May 3, 2015
by John A.K. Boyd, MD
- the Bible was not the literal Word of God, but the invention of the prophet, Ezra;
- Jesus performed no actual miracles;
- the story of Jesus’ resurrection was a myth;
- if Moses actually existed at all, he was a better politician and magician than Jesus and that Mohammed had been better than either;
- Jesus was an imposter;
- God, nature and the world were one, and had existed since eternity.
...if history and our own lives are rife with examples of church failures, problems and pain, why do we need this community we call “church”?
...could it be that God’s primary intention for the Church is that it be a school or training ground for forgiveness?
Trying to second-guess God’s purposes can be a bit dicey, but since I’m a doctor (and we often play God) I thought I’d give it a whirl. Some of the unique benefits of participation in a church community seem rather obvious: the experiences of transcendence that sometimes occur during corporate worship – particularly the sharing of Eucharist and music; the mutual support we garner during times of joy and sorrow such as baptisms, weddings, and funerals; the healings experienced in corporate prayer and the laying-on of hands; the learning and sharing of a common Biblical narrative that forms our identity, and helps make sense of our humanity and our relationship to our Creator.
But it occurs to me, that there may be an even more important reason for those of us trying to follow Jesus to participate in a church. According to Jesus, there are only two things that are really important in life, two things that we really need to learn: 1) to love God, and 2) to love our neighbor as ourselves. According to today’s epistle from IJohn, we learn to love God by loving other humans – all other humans. But we need a place to start, and most of us can’t begin by loving neo-Nazis, ISIS militants or even our own politicians. We need to start with the basics. The first basic, the prerequisite to love according to Jesus, is forgiveness. We can’t really love others until we have learned to forgive them when they have hurt us. So, could it be that God’s primary intention for the Church is that it be a school or training ground for forgiveness? I think it might be so.

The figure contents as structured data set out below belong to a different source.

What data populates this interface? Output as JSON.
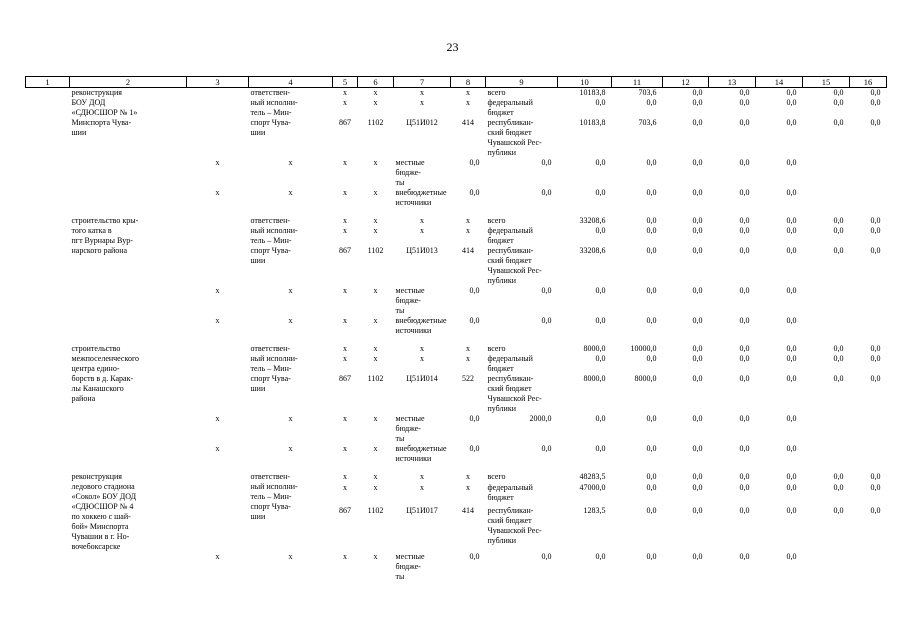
{
  "page_number": "23",
  "headers": [
    "1",
    "2",
    "3",
    "4",
    "5",
    "6",
    "7",
    "8",
    "9",
    "10",
    "11",
    "12",
    "13",
    "14",
    "15",
    "16"
  ],
  "zeros": "0,0",
  "xmark": "x",
  "blocks": [
    {
      "name": [
        "реконструкция",
        "БОУ ДОД",
        "«СДЮСШОР № 1»",
        "Минспорта Чува-",
        "шии"
      ],
      "executor": [
        "ответствен-",
        "ный исполни-",
        "тель – Мин-",
        "спорт Чува-",
        "шии"
      ],
      "gr": "867",
      "rz": "1102",
      "csr": "Ц51И012",
      "vr": "414",
      "src": [
        {
          "lines": [
            "всего"
          ],
          "c10": "10183,8",
          "c11": "703,6"
        },
        {
          "lines": [
            "федеральный",
            "бюджет"
          ],
          "c10": "0,0",
          "c11": "0,0"
        },
        {
          "lines": [
            "республикан-",
            "ский бюджет",
            "Чувашской Рес-",
            "публики"
          ],
          "c10": "10183,8",
          "c11": "703,6"
        },
        {
          "lines": [
            "местные бюдже-",
            "ты"
          ],
          "c10": "0,0",
          "c11": "0,0"
        },
        {
          "lines": [
            "внебюджетные",
            "источники"
          ],
          "c10": "0,0",
          "c11": "0,0"
        }
      ]
    },
    {
      "name": [
        "строительство кры-",
        "того катка в",
        "пгт Вурнары Вур-",
        "нарского района"
      ],
      "executor": [
        "ответствен-",
        "ный исполни-",
        "тель – Мин-",
        "спорт Чува-",
        "шии"
      ],
      "gr": "867",
      "rz": "1102",
      "csr": "Ц51И013",
      "vr": "414",
      "src": [
        {
          "lines": [
            "всего"
          ],
          "c10": "33208,6",
          "c11": "0,0"
        },
        {
          "lines": [
            "федеральный",
            "бюджет"
          ],
          "c10": "0,0",
          "c11": "0,0"
        },
        {
          "lines": [
            "республикан-",
            "ский бюджет",
            "Чувашской Рес-",
            "публики"
          ],
          "c10": "33208,6",
          "c11": "0,0"
        },
        {
          "lines": [
            "местные бюдже-",
            "ты"
          ],
          "c10": "0,0",
          "c11": "0,0"
        },
        {
          "lines": [
            "внебюджетные",
            "источники"
          ],
          "c10": "0,0",
          "c11": "0,0"
        }
      ]
    },
    {
      "name": [
        "строительство",
        "межпоселенческого",
        "центра едино-",
        "борств в д. Карак-",
        "лы Канашского",
        "района"
      ],
      "executor": [
        "ответствен-",
        "ный исполни-",
        "тель – Мин-",
        "спорт Чува-",
        "шии"
      ],
      "gr": "867",
      "rz": "1102",
      "csr": "Ц51И014",
      "vr": "522",
      "src": [
        {
          "lines": [
            "всего"
          ],
          "c10": "8000,0",
          "c11": "10000,0"
        },
        {
          "lines": [
            "федеральный",
            "бюджет"
          ],
          "c10": "0,0",
          "c11": "0,0"
        },
        {
          "lines": [
            "республикан-",
            "ский бюджет",
            "Чувашской Рес-",
            "публики"
          ],
          "c10": "8000,0",
          "c11": "8000,0"
        },
        {
          "lines": [
            "местные бюдже-",
            "ты"
          ],
          "c10": "0,0",
          "c11": "2000,0"
        },
        {
          "lines": [
            "внебюджетные",
            "источники"
          ],
          "c10": "0,0",
          "c11": "0,0"
        }
      ]
    },
    {
      "name": [
        "реконструкция",
        "ледового стадиона",
        "«Сокол» БОУ ДОД",
        "«СДЮСШОР № 4",
        "по хоккею с шай-",
        "бой» Минспорта",
        "Чувашии в г. Но-",
        "вочебоксарске"
      ],
      "executor": [
        "ответствен-",
        "ный исполни-",
        "тель – Мин-",
        "спорт Чува-",
        "шии"
      ],
      "gr": "867",
      "rz": "1102",
      "csr": "Ц51И017",
      "vr": "414",
      "src": [
        {
          "lines": [
            "всего"
          ],
          "c10": "48283,5",
          "c11": "0,0"
        },
        {
          "lines": [
            "федеральный",
            "бюджет"
          ],
          "c10": "47000,0",
          "c11": "0,0"
        },
        {
          "lines": [
            "республикан-",
            "ский бюджет",
            "Чувашской Рес-",
            "публики"
          ],
          "c10": "1283,5",
          "c11": "0,0"
        },
        {
          "lines": [
            "местные бюдже-",
            "ты"
          ],
          "c10": "0,0",
          "c11": "0,0"
        }
      ]
    }
  ]
}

...our brothers and sisters occasionally, if not frequently, fail us, and we fail them, because we are, in spite of being Christians, imperfect human beings who are often self-serving.

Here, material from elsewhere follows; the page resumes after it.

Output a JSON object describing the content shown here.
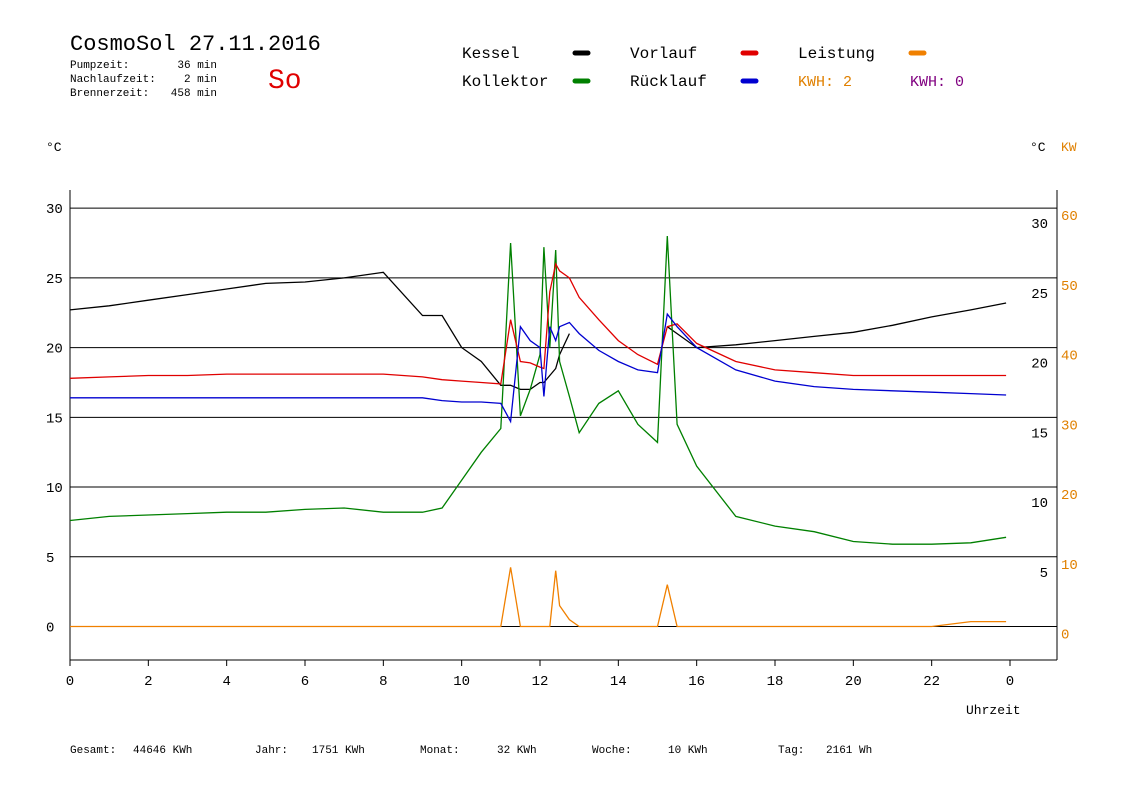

The imperfect community of Jesus’ followers, what we now call the Church, is ironically the perfect environment in which to practice and experience forgiveness leading to love. Forgiveness can certainly be tough – but not as tough as we often think. In my own case, I did forgive my church of origin and have continued to love and respect my friends and family who are still participating in that Christian tradition. Doing so, however, was not the result of heroic spiritual effort on my part. Forgiving my church happened slowly, almost mystically, over several years as I continued to muddle along my own spiritual path in other Christian communities. Of course, part of that forgiveness was coming to understand that I had misjudged my church – coming to understand that some of those folks were not just interested in being doctrinally correct. Some of them sat with my mother, prayed with her and read her the Psalms as she lay dying. Some of them prayed for my nephew while he served a 20-year prison sentence for the murder of a homeless man, gave him a good job when he got out of prison, and helped him rebuild a life from ashes. My church helped me understand the fallibility of my moral assessments of other people. It taught me to be less righteous about my resentments and grudges –especially those that were fueled by my perception of motives I had imputed to others. Forgiving my church was, I think, the work of the Holy Spirit mediated through the lives of other Christians who forgave, loved and mentored me along the way.

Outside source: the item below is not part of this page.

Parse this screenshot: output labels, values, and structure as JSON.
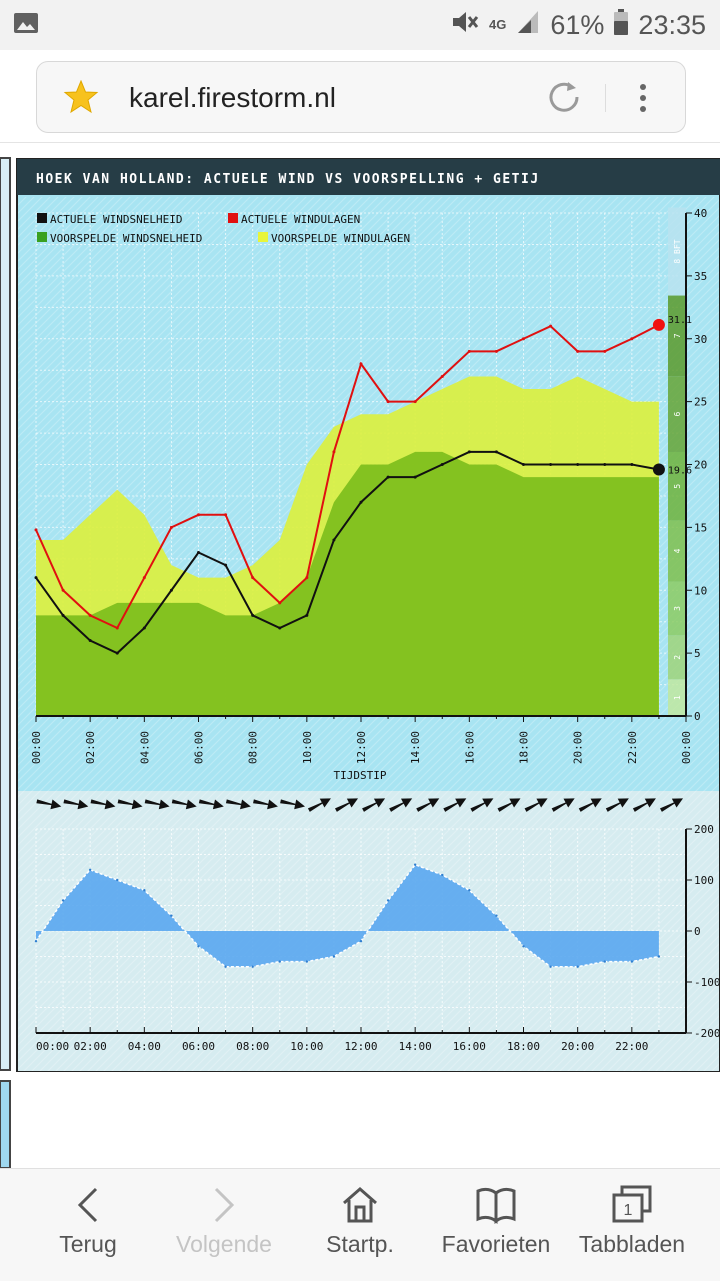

And what about here and now? In case you hadn’t noticed, St. Mark’s is an imperfect Christian community. It is also a place where we have legitimate expectations of our sisters and brothers – expectations that we do not and will not consistently meet. But it is a place where many of us have continued to experience forgiveness and genuine love – in spite of our warts. In this season of transition, I hope we can realize that what we need to do is probably not rocket science. The grace to continue forgiving and loving one another comes from being connected to (or as John says “abiding in”) the Jesus Vine – and thus connected to the other branches. The pruning described in today’s gospel is not about us cutting the bad people out of the church – it is about our choices to remain connected and about God removing the sickly, dying pieces of detritus from each of us so that we all can flourish communally in God’s vineyard. But we must stay connected to each other through Jesus. To do so, we will probably, as Stanley Hauerwas has written, “have to break our habit of having church in such a way that people are deceived into thinking that they can be Christians and remain strangers.” The practices that keep us from remaining strangers, practices that help us remain connected to each other as branches on the Vine are, fortunately few and relatively simple: worshiping together, praying together, eating together, studying together, playing together – and perhaps even putting a few more shekels in the collection plate. Mostly, I think we just need to show up.